If the Chef poorly moderated
You may know that: You are sitting in the meeting and colleague X has far too much speaking time. For example, because the moderator lets individual participants talk too long or is overwhelmed by a fiercer discussion.
And the bad thing: you can not even say anything against it, because often the moderator is the boss. But: With questions and suggestions you can act indirectly - and save the meeting. What helps? Just moderate with. But indirectly, because the moderator should not lose face.
Constructive demand as a means of choice
The tool of choice: constructive demands. Because this does not lose the presenter's face. At the same time you act like a particularly dedicated participant.
In addition, questioning techniques are first directed by you so that you do not have to defend your arguments. They then help to find solutions in the group in a joint and constructive way without anybody being attacked. Questions are therefore the optimal technique for a successful meeting.
3 typical problems in meetings
The situations in which the questions can be asked are, of course, very different, but if you look closely, it turns out that the following three schemes are typical for meetings and can almost always be applied:
Prooblem 1: Direct attack
Another participant attacks an idea or a speech by setting up a counter-thesis, eg "That sounds nice, but we have had different experiences with it." Now it's against statement. The trick: Just ask if the situation was described correctly. That is how it goes:
- Ask for clarification if the information is too vague: "Who's special?" "How exactly?" "Everyone?" "What percent?" Etc.
- Ask for additional information, if you want to know more: "Who else was involved?" "Who was affected?" "Who was responsible?" "What happened?" "Would you like to report how that was?"
- Compare the new information of a conversation partner with known information to get a clearer picture: "In comparison to what?"
- Distract rhetorically with a question of understanding and let the other explain: "Did I understand you correctly, you say that ..."

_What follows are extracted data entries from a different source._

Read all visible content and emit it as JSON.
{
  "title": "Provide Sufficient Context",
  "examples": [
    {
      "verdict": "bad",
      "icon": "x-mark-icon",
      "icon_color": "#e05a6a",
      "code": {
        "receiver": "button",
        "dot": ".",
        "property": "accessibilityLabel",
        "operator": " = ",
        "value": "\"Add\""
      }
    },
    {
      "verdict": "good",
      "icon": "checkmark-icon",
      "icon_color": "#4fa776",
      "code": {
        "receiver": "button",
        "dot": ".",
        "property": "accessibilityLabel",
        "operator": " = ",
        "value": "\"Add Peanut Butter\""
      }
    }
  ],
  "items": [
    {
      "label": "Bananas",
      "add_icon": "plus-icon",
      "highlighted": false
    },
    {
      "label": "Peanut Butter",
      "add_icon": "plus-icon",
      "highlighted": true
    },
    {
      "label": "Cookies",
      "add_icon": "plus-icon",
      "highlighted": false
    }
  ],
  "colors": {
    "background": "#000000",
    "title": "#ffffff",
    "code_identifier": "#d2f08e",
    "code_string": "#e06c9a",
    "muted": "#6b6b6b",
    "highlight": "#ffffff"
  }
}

Problem 2: Attention whiners!
One participant judges the consequences of your proposal much more negatively than you do, like this: "That sounds nice, but I think that will significantly reduce productivity."

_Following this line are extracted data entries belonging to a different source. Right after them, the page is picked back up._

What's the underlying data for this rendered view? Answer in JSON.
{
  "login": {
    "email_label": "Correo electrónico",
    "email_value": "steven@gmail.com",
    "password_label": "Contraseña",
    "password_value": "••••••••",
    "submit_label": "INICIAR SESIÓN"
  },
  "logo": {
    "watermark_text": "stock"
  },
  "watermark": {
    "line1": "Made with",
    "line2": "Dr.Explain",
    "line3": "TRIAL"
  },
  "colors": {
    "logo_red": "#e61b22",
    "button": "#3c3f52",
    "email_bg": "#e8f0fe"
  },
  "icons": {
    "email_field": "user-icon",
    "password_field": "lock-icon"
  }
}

Now you should find out whether the action actually leads to the supposed consequences or whether others are to be expected. That is how it goes:
- Ask all participants to consider what the possible consequences might be: "Have we considered all the consequences?" "What else can come of it?" "Are there any alternatives?" "Have we forgotten something?"

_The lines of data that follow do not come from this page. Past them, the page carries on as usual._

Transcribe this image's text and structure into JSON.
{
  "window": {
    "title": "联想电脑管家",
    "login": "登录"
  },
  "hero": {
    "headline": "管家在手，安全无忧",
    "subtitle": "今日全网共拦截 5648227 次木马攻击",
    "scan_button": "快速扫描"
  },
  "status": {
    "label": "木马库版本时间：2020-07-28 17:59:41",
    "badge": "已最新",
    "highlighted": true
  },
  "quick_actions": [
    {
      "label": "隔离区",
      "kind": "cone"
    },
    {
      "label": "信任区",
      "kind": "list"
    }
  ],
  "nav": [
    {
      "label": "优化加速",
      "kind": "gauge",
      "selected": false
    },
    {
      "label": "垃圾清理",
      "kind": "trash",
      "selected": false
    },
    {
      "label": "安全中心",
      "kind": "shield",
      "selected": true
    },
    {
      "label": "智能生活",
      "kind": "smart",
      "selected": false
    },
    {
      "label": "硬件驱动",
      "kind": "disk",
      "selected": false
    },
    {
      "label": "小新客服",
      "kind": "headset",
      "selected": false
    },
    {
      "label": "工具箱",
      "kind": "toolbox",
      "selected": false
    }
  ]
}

- Exaggerate possible consequences: "What can happen in the worst case, if we choose this option?" They make it clear that it can not be so bad, and that the doomsayers have hopelessly exaggerated.
- Ask for justification: "Why is this solution the best?" "Why is option 1 option preferable to 2?" "What are our reasons for rejecting this idea?"
- Make this question conscious to everyone, including yourself. They make it clear that you too are thinking along. If you only ask this question to other participants, they will be forced into justification by the "why?" - and that creates resistance. Lead the others deliberately into a dead end to clarify the absurdity of the fears: "What do we have to do to keep the problem?" "What can happen if we continue to solve the problem?" You do it It is also clear that it is better to act instead of staying idle - and have the laughs on your side.
Problem 3: The generality is right
One participant attacks your argument by referring to a common consensus: "That's nice, but we all know that's way too idealistic: no one works more than he absolutely has to."
The trick is simple: the majority is not mistaken; something that everyone knows is irrefutable. If you do, there is something wrong with you (at least you feel like that), so you have little chance of justifying your opinion. But is general opinion correct at all? Encourage the other participants to reflect:
- Find out why a position is important to someone: "What's especially important to you?" "What's in your favor here?"
- Ask how someone has come to his view, "What made you think so?"
- Break down the general perspective on individual cases by distinguishing: "That applies to this case, but does that also apply to ...?", "That action fit in there - but how is that in this context?"
- Invite the other attendees to change perspective: "If we look at it from the customer's perspective, how would he see that?" "How do you think our boss would react?"